A no-frills open-source solution for designing experimental or trial plot labels affixed with QR codes. qrlabelr is an R package that features EasyPlotLabelR, a Shiny app that simplifies the complicated process of plot label design for non-R users. It also offers easily customizable functions that enable plot label generation outside the Shiny app. It generates field plot labels that are compatible with the widely used digital data collection mobile app, Field Book. Our software builds on the foundation of an existing open-source program to offer more flexibility in plot label creation steps; guarantees true string fidelity after QR encoding; and provides faster label generation to users.

Submit bug reports and feature suggestions, or track changes on the issues page.

Table of contents

Requirements

To run this package locally on a machine, the following R packages are required:

  • argonDash: Argon Shiny Dashboard Template

  • argonR: R Interface to Argon HTML Design

  • bslib: Custom 'Bootstrap' 'Sass' Themes for 'shiny' and 'rmarkdown'

  • dplyr: A fast, consistent tool for working with data frame like objects, both in memory and out of memory

  • grid: A rewrite of the graphics layout capabilities, plus some support for interaction

  • purrr: A complete and consistent functional programming toolkit for R.

  • qrencoder: Quick Response Code (QR Code) / Matrix Barcode Creator

  • raster: Geographic Data Analysis and Modeling. Reading, writing, manipulating, analyzing and modeling of spatial data

  • reactable: Interactive data tables for R, based on the React Table JavaScript library

  • shiny: Makes it incredibly easy to build interactive web applications with R

  • shinycssloaders: Add loading animations to a 'shiny' output while it is recalculating

  • shinyjs: Easily improve the user experience of your Shiny apps in seconds

  • shinyBS: Twitter Bootstrap Components for Shiny

  • shinyWidgets: Collection of custom input controls and user interface components for 'Shiny' applications

  • uuid: Tools for Generating and Handling of UUIDs

  • tools: Tools for package development, administration and documentation.

Recommended packages

  • Rtools: Needed for package development.

  • rmarkdown: When installed, display of the project's README.md help will be rendered with R Markdown.

Installation

To install qrlabelr, you will first need to have R and the RStudio IDE installed on your computer.
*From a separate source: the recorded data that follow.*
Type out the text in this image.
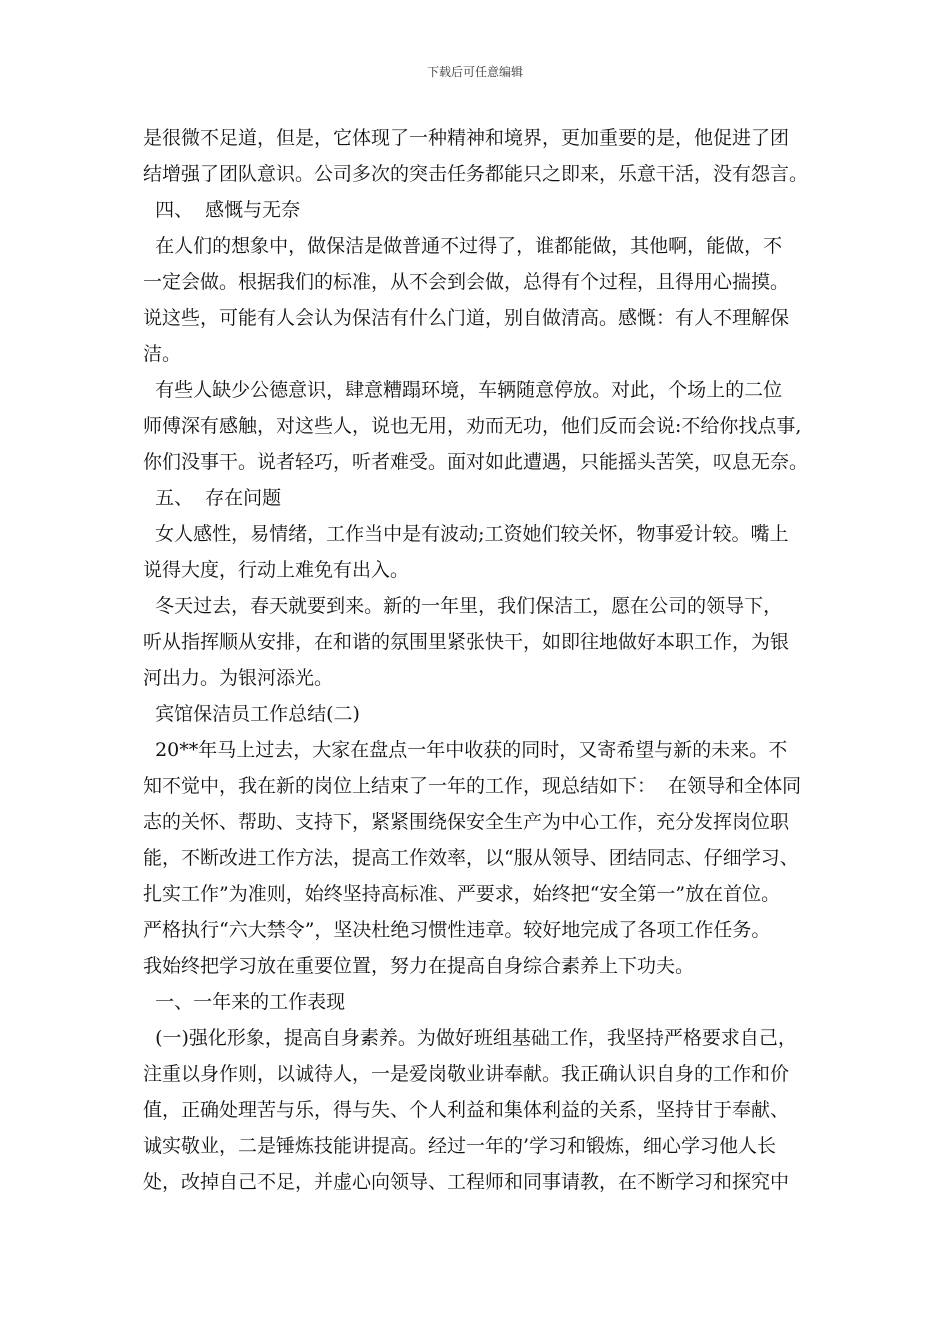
下载后可任意编辑
是很微不足道，但是，它体现了一种精神和境界，更加重要的是，他促进了团
结增强了团队意识。公司多次的突击任务都能只之即来，乐意干活，没有怨言。
四、  感慨与无奈
在人们的想象中，做保洁是做普通不过得了，谁都能做，其他啊，能做，不
一定会做。根据我们的标准，从不会到会做，总得有个过程，且得用心揣摸。
说这些，可能有人会认为保洁有什么门道，别自做清高。感慨：有人不理解保
洁。
有些人缺少公德意识，肆意糟蹋环境，车辆随意停放。对此，个场上的二位
师傅深有感触，对这些人，说也无用，劝而无功，他们反而会说:不给你找点事,
你们没事干。说者轻巧，听者难受。面对如此遭遇，只能摇头苦笑，叹息无奈。
五、  存在问题
女人感性，易情绪，工作当中是有波动;工资她们较关怀，物事爱计较。嘴上
说得大度，行动上难免有出入。
冬天过去，春天就要到来。新的一年里，我们保洁工，愿在公司的领导下，
听从指挥顺从安排，在和谐的氛围里紧张快干，如即往地做好本职工作，为银
河出力。为银河添光。
宾馆保洁员工作总结(二)
20**年马上过去，大家在盘点一年中收获的同时，又寄希望与新的未来。不
知不觉中，我在新的岗位上结束了一年的工作，现总结如下：  在领导和全体同
志的关怀、帮助、支持下，紧紧围绕保安全生产为中心工作，充分发挥岗位职
能，不断改进工作方法，提高工作效率，以“服从领导、团结同志、仔细学习、
扎实工作”为准则，始终坚持高标准、严要求，始终把“安全第一”放在首位。
严格执行“六大禁令”，坚决杜绝习惯性违章。较好地完成了各项工作任务。
我始终把学习放在重要位置，努力在提高自身综合素养上下功夫。
一、一年来的工作表现
(一)强化形象，提高自身素养。为做好班组基础工作，我坚持严格要求自己，
注重以身作则，以诚待人，一是爱岗敬业讲奉献。我正确认识自身的工作和价
值，正确处理苦与乐，得与失、个人利益和集体利益的关系，坚持甘于奉献、
诚实敬业，二是锤炼技能讲提高。经过一年的’学习和锻炼，细心学习他人长
处，改掉自己不足，并虚心向领导、工程师和同事请教，在不断学习和探究中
Once you have these tools installed, you can open RStudio and enter the following command in the console to install the package from GitHub:

install.packages("devtools")

Now, install the package by running the following commands:

library("devtools")
install_github("awkena/qrlabelr")

Alternatively, you can install the package together with its vignettes as follows:

devtools::install_github("awkena/qrlabelr", build_vignettes = TRUE)

To view vignettes for the package in RStudio, run the following code in the R console:

utils::vignette("qrlabelr")

Similarly, the vignette can be viewed in your browser by running the following code in your R console:

utils::browseVignettes("qrlabelr")

The method described above will download and install the qrlabelr package on your computer. Once the installation is complete, you can load the package by entering the following command in the console:

library(qrlabelr)

Users who have R and RStudio already installed must ensure they are up to date before installing qrlabelr

Usage

Generating field books

To use qrlabelr, one must first generate a field book that shows the layout information for all experimental plots. A field book is required as an input data frame in qrlabelr.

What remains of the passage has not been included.